As expected, the cut-off value of 2 cm for pre-operatively low risk PTC is most likely the optimal value for identifying PTC patients in the > 1–4 cm group as having post-operatively ‘lower’ or ‘higher’ risk. Our data suggest that patients with PTC ≥ 2 cm in diameter had almost double the cumulative risk of having one or more aggressive risk factors such as vascular invasion, ETE, involved margin status, LN-positivity and DM compared with those with a smaller tumour of < 2.0 cm. The highest optimal cut-off value of 2.1 cm was established for the risk of DM. Our data may (in part) explain why patients with tumours > 2 cm showed higher mortality after TL in the recent meta-analysis by Zhang et al. [24]. On the other hand, Choi et al. reported that TL is sufficient and does not affect the long-term or oncological outcome of patients with low risk PTC of 1–4 cm, a finding supported by the recent study by Bosset et al. [25, 26].
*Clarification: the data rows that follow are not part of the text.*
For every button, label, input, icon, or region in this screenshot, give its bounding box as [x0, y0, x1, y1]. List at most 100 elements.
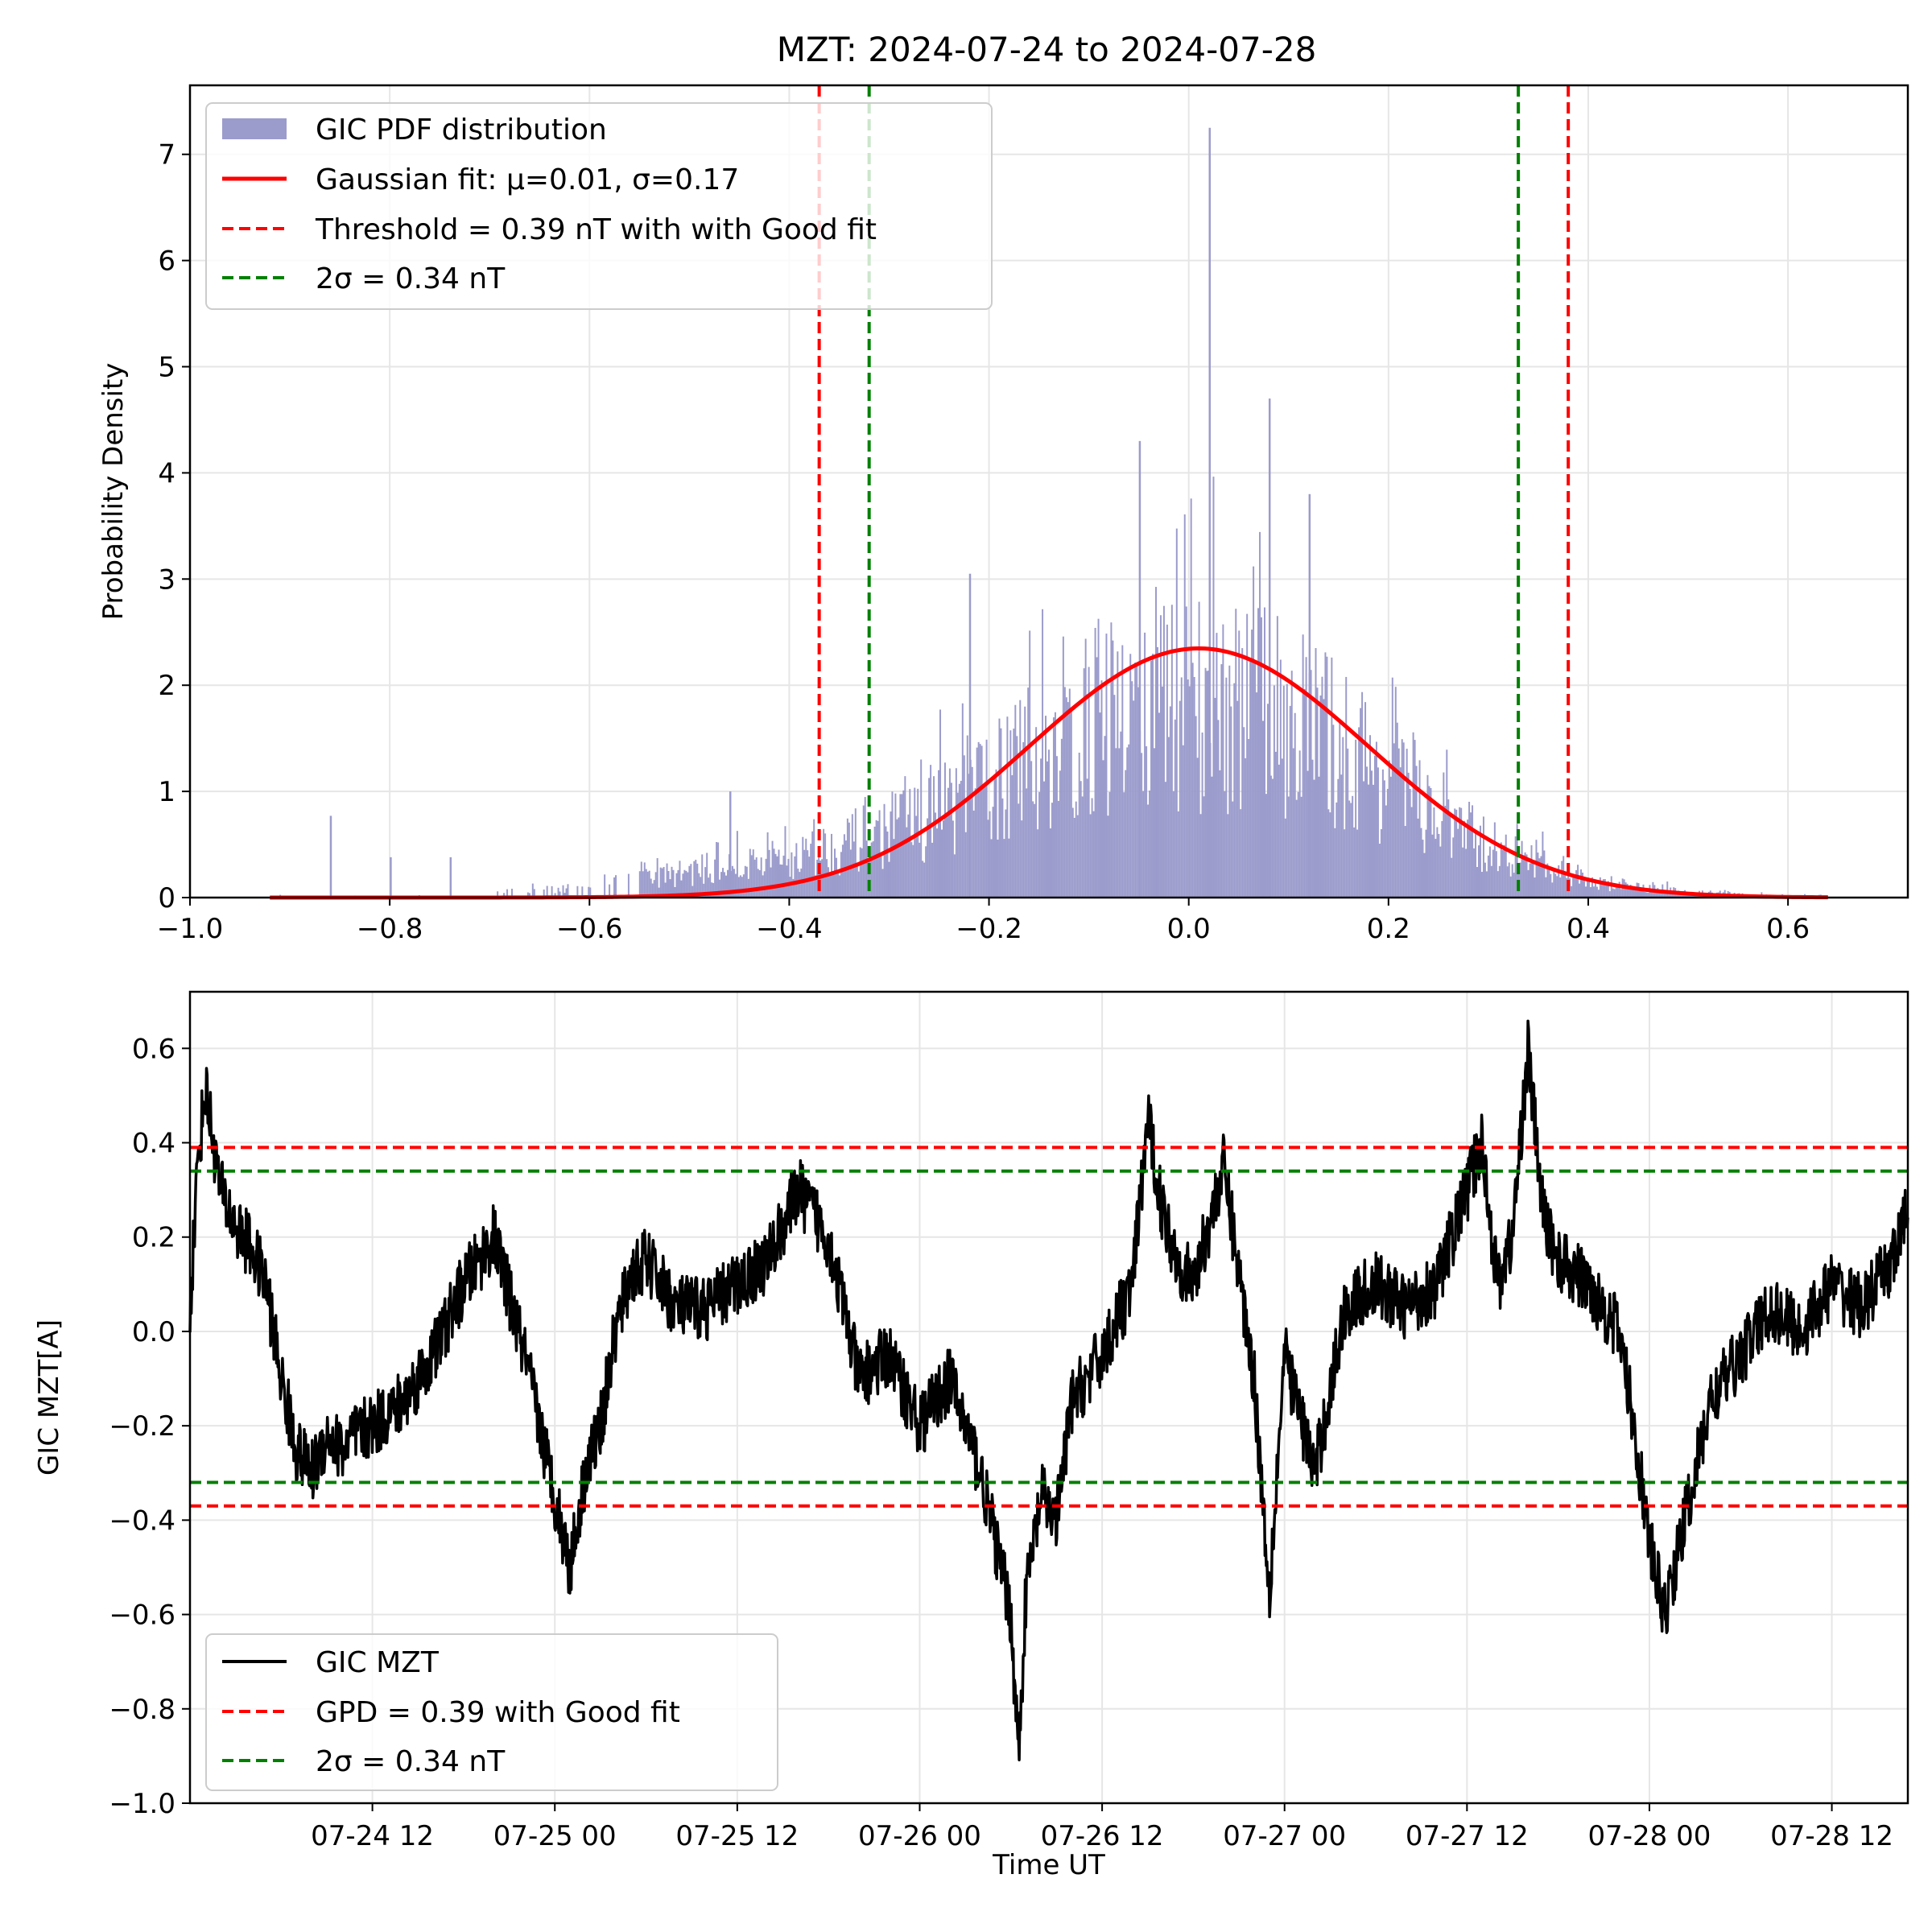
hist-bar-573 [1503, 844, 1505, 898]
hist-bar-158 [840, 852, 842, 898]
hist-bar-107 [758, 869, 761, 898]
hist-bar-145 [819, 860, 822, 898]
hist-bar-77 [711, 882, 713, 898]
hist-bar-496 [1380, 829, 1382, 898]
hist-bar-510 [1402, 742, 1405, 898]
hist-bar-240 [971, 766, 973, 898]
hist-bar-586 [1524, 852, 1526, 898]
hist-bar-306 [1076, 815, 1079, 898]
hist-bar-379 [1193, 676, 1195, 898]
hist-bar-111 [765, 858, 767, 898]
hist-bar-633 [1599, 877, 1601, 898]
hist-bar-643 [1615, 886, 1617, 898]
ts-legend-box [205, 1633, 778, 1791]
hist-plot-frame [188, 84, 1909, 899]
hist-bar-201 [909, 789, 911, 898]
hist-bar-460 [1323, 699, 1325, 898]
hist-bar-329 [1113, 695, 1116, 898]
hist-bar-296 [1060, 738, 1063, 898]
hist-bar-618 [1575, 869, 1578, 898]
hist-bar-535 [1443, 772, 1445, 898]
hist-bar-617 [1574, 876, 1576, 898]
hist-bar-202 [910, 842, 913, 898]
hist-bar-352 [1150, 660, 1153, 898]
hist-bar-129 [794, 856, 796, 898]
hist-bar-502 [1389, 776, 1392, 898]
hist-bar-357 [1158, 712, 1160, 898]
hist-bar-511 [1404, 826, 1406, 898]
hist-bar-76 [709, 873, 712, 898]
hist-bar-219 [938, 770, 940, 898]
hist-bar-130 [795, 843, 798, 898]
hist-bar-561 [1484, 862, 1486, 898]
hist-bar-665 [1650, 890, 1653, 898]
hist-bar-231 [956, 792, 959, 898]
hist-bar-501 [1388, 760, 1390, 898]
hist-bar-274 [1026, 788, 1028, 898]
hist-bar-99 [745, 866, 748, 898]
hist-bar-520 [1418, 760, 1421, 898]
hist-bar-506 [1396, 722, 1398, 898]
gic-series-line [188, 1019, 1909, 1761]
hist-bar-553 [1472, 805, 1474, 898]
hist-bar-256 [997, 839, 999, 898]
hist-bar-292 [1054, 712, 1056, 898]
hist-bar-609 [1561, 861, 1563, 898]
hist-bar-210 [923, 862, 926, 898]
hist-bar-606 [1556, 876, 1558, 898]
hist-bar-383 [1199, 814, 1202, 898]
hist-bar-529 [1433, 807, 1435, 898]
hist-bar-530 [1435, 839, 1437, 898]
hist-bar-533 [1439, 846, 1442, 898]
hist-bar-363 [1167, 737, 1170, 898]
hist-bar-90 [731, 865, 733, 898]
hist-bar-514 [1409, 788, 1411, 898]
hist-bar-652 [1629, 885, 1632, 898]
hist-bar-170 [859, 847, 861, 898]
hist-bar-423 [1263, 607, 1265, 898]
ts-xtick-label-4: 07-26 12 [1041, 1820, 1164, 1852]
hist-bar-540 [1451, 857, 1453, 898]
hist-bar-70 [700, 877, 702, 898]
hist-bar-241 [972, 810, 975, 898]
hist-bar-43 [656, 857, 658, 898]
hist-spike-0 [329, 815, 332, 898]
hist-bar-284 [1042, 609, 1044, 898]
hist-xtick-label-4: −0.2 [956, 913, 1022, 945]
hist-bar-148 [824, 833, 827, 898]
hist-ylabel: Probability Density [97, 363, 130, 621]
hist-bar-44 [658, 887, 660, 898]
hist-bar-402 [1230, 706, 1232, 898]
hist-bar-370 [1179, 700, 1181, 898]
hist-bar-500 [1386, 788, 1389, 898]
hist-bar-549 [1465, 848, 1468, 898]
hist-bar-532 [1438, 833, 1440, 898]
hist-bar-624 [1585, 886, 1587, 898]
hist-bar-60 [683, 869, 686, 898]
hist-bar-303 [1071, 807, 1074, 898]
hist-bar-650 [1626, 883, 1629, 898]
hist-bar-281 [1037, 829, 1039, 898]
ts-plot-frame [188, 990, 1909, 1805]
hist-bar-263 [1008, 838, 1010, 898]
hist-bar-486 [1364, 702, 1367, 898]
hist-bar-280 [1035, 727, 1038, 898]
hist-bar-466 [1332, 724, 1335, 898]
hist-bar-95 [739, 875, 741, 898]
hist-bar-315 [1091, 798, 1093, 898]
hist-bar-368 [1175, 528, 1178, 898]
hist-bar-277 [1030, 761, 1033, 898]
hist-bar-269 [1018, 803, 1020, 898]
hist-bar-429 [1273, 685, 1275, 898]
hist-bar-632 [1597, 890, 1600, 898]
hist-bar-265 [1011, 774, 1013, 898]
hist-bar-335 [1123, 792, 1125, 898]
hist-bar-484 [1361, 691, 1364, 898]
hist-bar-132 [799, 872, 801, 898]
hist-bar-348 [1144, 632, 1146, 898]
hist-bar-372 [1182, 745, 1184, 898]
hist-bar-36 [645, 869, 647, 898]
hist-bar-471 [1340, 774, 1343, 898]
hist-bar-101 [749, 848, 751, 898]
hist-bar-319 [1097, 618, 1100, 898]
This study has some limitations. First, although it used consecutive data from a single-centre, it was retrospective in nature, and analysis of medical records was limited only to available data from the past. Second, although prophylactic CND was performed in all studied patients, nearly 17% had an undetermined pathological LN-status (pNx), and the size of LN metastases was not reported in most final pathology reports covering LN-positive specimens. Thus, we included overall LN-positivity as a risk factor without excluding LN micro-metastases. Third, the relatively small number of patients with an aggressive subtype on final pathology potentially underpowers their importance in our analyses of the relationship between tumour size and the risk of having an aggressive histology. Finally, we examined the risk characteristics of those with PTC > 1–4 cm, as well as the relationship between tumour size and the risk of having a single, or the cumulative risk of having one or more risk factors, with the aim of establishing an optimal cut-off value for the tumour diameter associated with either of these. We did not assess the impact on long-term outcome, including overall survival or disease recurrence. The present study was intended to provide information that will be clinically useful and enable clinicians to make a risk–benefit analysis regarding selection of patients with PTC of 2 cm or less in > 1–4 cm tumours who are eligible for less intensive surgical management at the time of diagnosis with a current trend toward de-escalation of treatment.